My mind blocks me from time to time with questions, doubts, speculations...black, dark visions of an unemployed artist, but I am trying to trust my instincts, which wisper right directions and ways and even though I have my doubts I have to try and fight!
In the meantime outside the window Autumn slowly replaces Summer with her beautiful colours. I've noticed a week ago falling leaves. Unfortunatelly Summer didn't stay long this year in Sutton.
Prague days are behind and belong to my past but general beauty still stays in my heart and my inner artist still sings beautiful songs about this city, therefore be prepared to see on my blog from time to time remaining sketches from my last trip.

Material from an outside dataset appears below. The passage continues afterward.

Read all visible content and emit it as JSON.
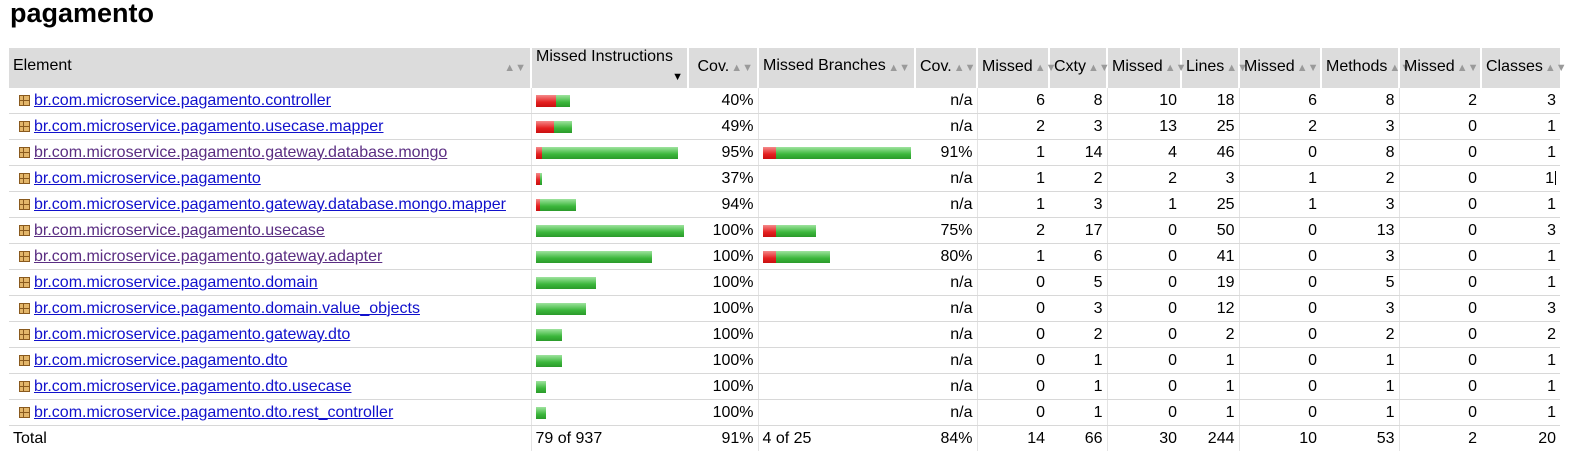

The quality of the pictures of the sketches is not too brilliant but currently I haven't got my scanner so...
yesterday I've started my Mother's portrait which I am going to include in my project. I think about her, her strenght, her power and support I've received and still receiving from her and if anyone asked me which women I admire the most - I say "My Mother", and I will always cherish her and will be grateful for everything she's done for me.
I am also going to include portraits of Nad and my sister.
I've noticed that the longer I work on portrait I tend to "destroy" it more...(30 min, mechanical pencil HB)
now that slowly I am breaking through my own doubts I have to focus on creating and action rather than thinking tooooo much.
Joy Journal: "staying in bed till 9 am and peace in me that I do not have to hurry anymore".